Measurements represent all the float data collected for each simulation step. Each measurement is associated with the respective sensor data. The units of the measurements are on SI format, otherwise we specify the format. All measurements are stored in json files and contain the following information:

  • Step Number: the number of the current simulation step, starts at zero and is incremented by one for every simulation step.

  • Game Timestamp: the time that has passed since the simulation has started. Expressed on miliseconds.

  • Position: the world position of the ego-vehicle. It is expressed as a three dimensional vector (x,y,z) in meters.

  • Orientation: the orientation of the vehicle with respect to the world. Expressed as Euler angles (row, pitch and yaw).

  • Acceleration: the acceleration vector of the ego-vehicle with respect to the world.

  • Forward Speed: an scalar expressing the linear forward speed of the vehicle.

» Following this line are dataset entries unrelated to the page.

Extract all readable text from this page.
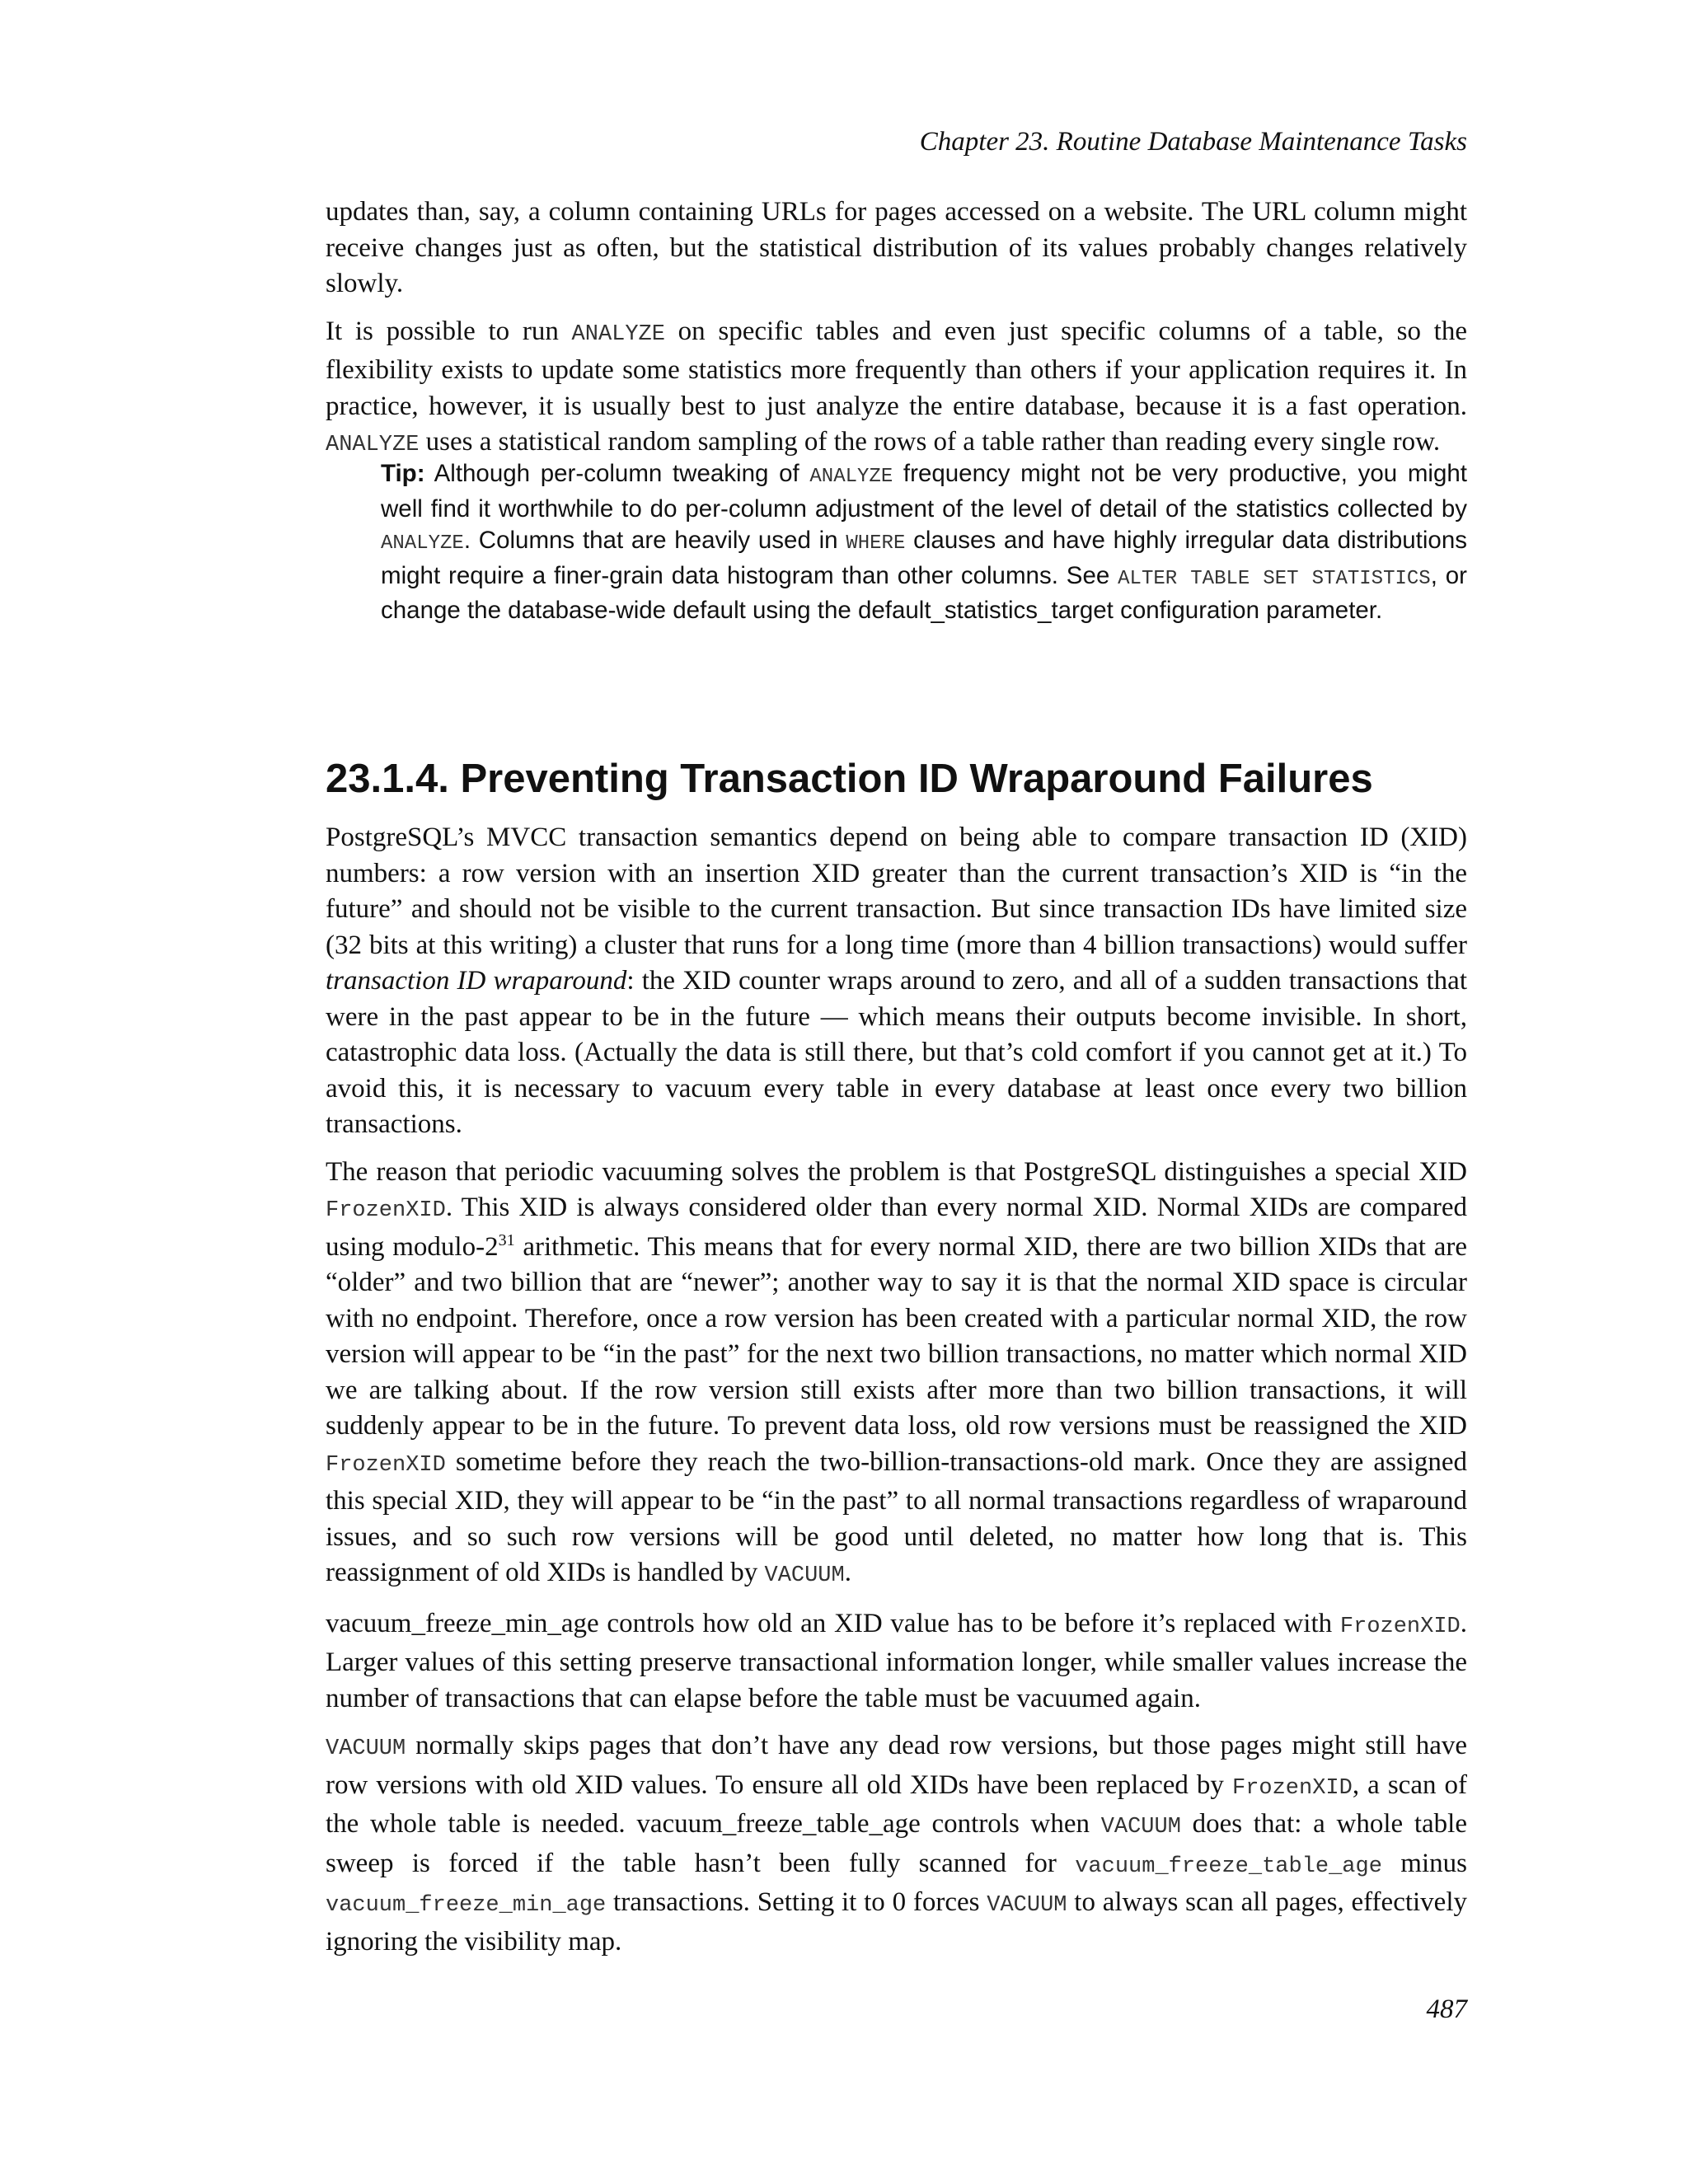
Chapter 23. Routine Database Maintenance Tasks

updates than, say, a column containing URLs for pages accessed on a website. The URL column might receive changes just as often, but the statistical distribution of its values probably changes relatively slowly.

It is possible to run ANALYZE on specific tables and even just specific columns of a table, so the flexibility exists to update some statistics more frequently than others if your application requires it. In practice, however, it is usually best to just analyze the entire database, because it is a fast operation. ANALYZE uses a statistical random sampling of the rows of a table rather than reading every single row.

Tip: Although per-column tweaking of ANALYZE frequency might not be very productive, you might well find it worthwhile to do per-column adjustment of the level of detail of the statistics collected by ANALYZE. Columns that are heavily used in WHERE clauses and have highly irregular data distributions might require a finer-grain data histogram than other columns. See ALTER TABLE SET STATISTICS, or change the database-wide default using the default_statistics_target configuration parameter.

23.1.4. Preventing Transaction ID Wraparound Failures

PostgreSQL’s MVCC transaction semantics depend on being able to compare transaction ID (XID) numbers: a row version with an insertion XID greater than the current transaction’s XID is “in the future” and should not be visible to the current transaction. But since transaction IDs have limited size (32 bits at this writing) a cluster that runs for a long time (more than 4 billion transactions) would suffer transaction ID wraparound: the XID counter wraps around to zero, and all of a sudden transactions that were in the past appear to be in the future — which means their outputs become invisible. In short, catastrophic data loss. (Actually the data is still there, but that’s cold comfort if you cannot get at it.) To avoid this, it is necessary to vacuum every table in every database at least once every two billion transactions.

The reason that periodic vacuuming solves the problem is that PostgreSQL distinguishes a special XID FrozenXID. This XID is always considered older than every normal XID. Normal XIDs are compared using modulo-$2^{31}$ arithmetic. This means that for every normal XID, there are two billion XIDs that are “older” and two billion that are “newer”; another way to say it is that the normal XID space is circular with no endpoint. Therefore, once a row version has been created with a particular normal XID, the row version will appear to be “in the past” for the next two billion transactions, no matter which normal XID we are talking about. If the row version still exists after more than two billion transactions, it will suddenly appear to be in the future. To prevent data loss, old row versions must be reassigned the XID FrozenXID sometime before they reach the two-billion-transactions-old mark. Once they are assigned this special XID, they will appear to be “in the past” to all normal transactions regardless of wraparound issues, and so such row versions will be good until deleted, no matter how long that is. This reassignment of old XIDs is handled by VACUUM.

vacuum_freeze_min_age controls how old an XID value has to be before it’s replaced with FrozenXID. Larger values of this setting preserve transactional information longer, while smaller values increase the number of transactions that can elapse before the table must be vacuumed again.

VACUUM normally skips pages that don’t have any dead row versions, but those pages might still have row versions with old XID values. To ensure all old XIDs have been replaced by FrozenXID, a scan of the whole table is needed. vacuum_freeze_table_age controls when VACUUM does that: a whole table sweep is forced if the table hasn’t been fully scanned for vacuum_freeze_table_age minus vacuum_freeze_min_age transactions. Setting it to 0 forces VACUUM to always scan all pages, effectively ignoring the visibility map.

487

  • Intentions: a signal that is proportional to the effect that the dynamic objects on the scene are having on the ego car actions. We use three different intention signals: stopping for pedestrians, stopping for cars and stopping for traffic lights. For example, an intention of 1 for stopping for pedestrian means that the ego car is totally stopped for a pedestrians that is less than 5 meters away. An intention of the same class of 0.5 means that the expert noticed a pedestrians and has reduced its speed to a certain extent. An intention of 0 means there are no pedestrians nearby in the field of view of the expert.

  • High Level Commands: the high level command saying what the ego-vehicle should do in the next intersection: go straight, turn left, turn right, or do not care (the ego vehicle could pick any option). These commands are encoded as an integer number. 2 is do not care, 3 for turn left, 4 for turn right, 5 for go straight.

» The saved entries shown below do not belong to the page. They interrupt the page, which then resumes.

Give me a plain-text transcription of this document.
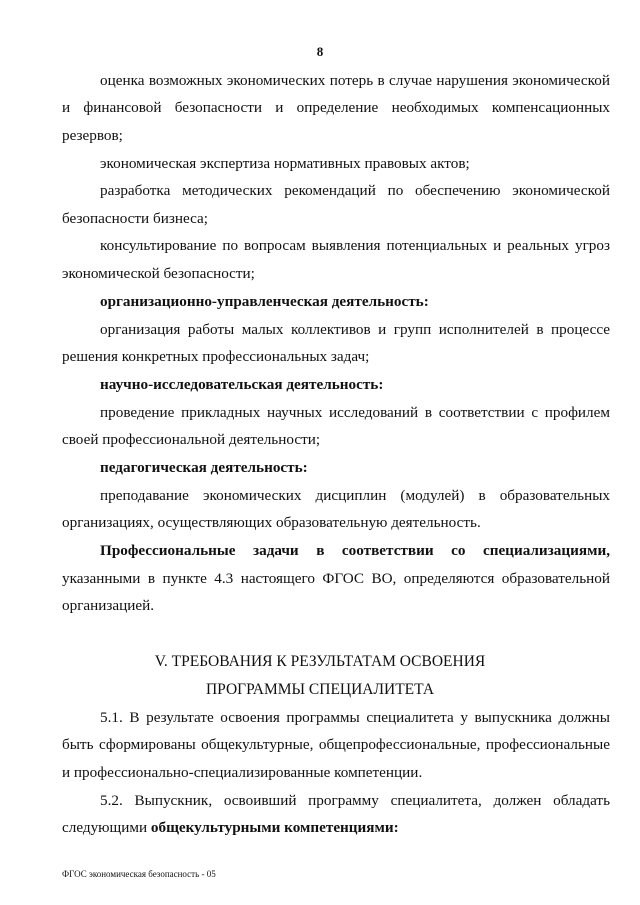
8
оценка возможных экономических потерь в случае нарушения экономической
и финансовой безопасности и определение необходимых компенсационных
резервов;
экономическая экспертиза нормативных правовых актов;
разработка методических рекомендаций по обеспечению экономической
безопасности бизнеса;
консультирование по вопросам выявления потенциальных и реальных угроз
экономической безопасности;
организационно-управленческая деятельность:
организация работы малых коллективов и групп исполнителей в процессе
решения конкретных профессиональных задач;
научно-исследовательская деятельность:
проведение прикладных научных исследований в соответствии с профилем
своей профессиональной деятельности;
педагогическая деятельность:
преподавание экономических дисциплин (модулей) в образовательных
организациях, осуществляющих образовательную деятельность.
Профессиональные задачи в соответствии со специализациями,
указанными в пункте 4.3 настоящего ФГОС ВО, определяются образовательной
организацией.
V. ТРЕБОВАНИЯ К РЕЗУЛЬТАТАМ ОСВОЕНИЯ
ПРОГРАММЫ СПЕЦИАЛИТЕТА
5.1. В результате освоения программы специалитета у выпускника должны
быть сформированы общекультурные, общепрофессиональные, профессиональные
и профессионально-специализированные компетенции.
5.2. Выпускник, освоивший программу специалитета, должен обладать
следующими общекультурными компетенциями:
ФГОС экономическая безопасность - 05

  • Waypoints: a set containing the 10 future positions of the vehicle.

  • Steering Angle: the current angle of the vehicle's steering wheel. Normalized from -1 to 1

  • Throttle: the current pressure on the throttle pedal. Normalized from 0 to 1.

  • Brake: the current pressure on the brake pedal.Normalized from 0 to 1.

  • Hand Brake: if the hand brake is activated.

  • Steer Noise: the current steering angle in the vehicle considering the noise function.

  • Throttle Noise: the current pressure on the throttle pedal considering the noise function.

  • Brake Noise: the current pressure on the brake pedal considering the noise function. The noise function is described here.

For each one of the non-player agents (pedestrians, vehicles, traffic light), the following information is provided:

  • Unique ID: an unique identifier of this agent.
  • Type: if it is a pedestrian, a vehicle or a traffic light.
  • Position: the world position of the agent. It is expressed as a three dimensional vector (x,y,z) in meters.
  • Orientation: the orientation of the agent with respect to the world. Expressed as Euler angles (row, pitch and yaw).
  • Forward Speed: an scalar expressing the linear forward speed of the agent.
  • State: only for traffic lights, contains the state of the traffic light, if it is either red, yellow or green.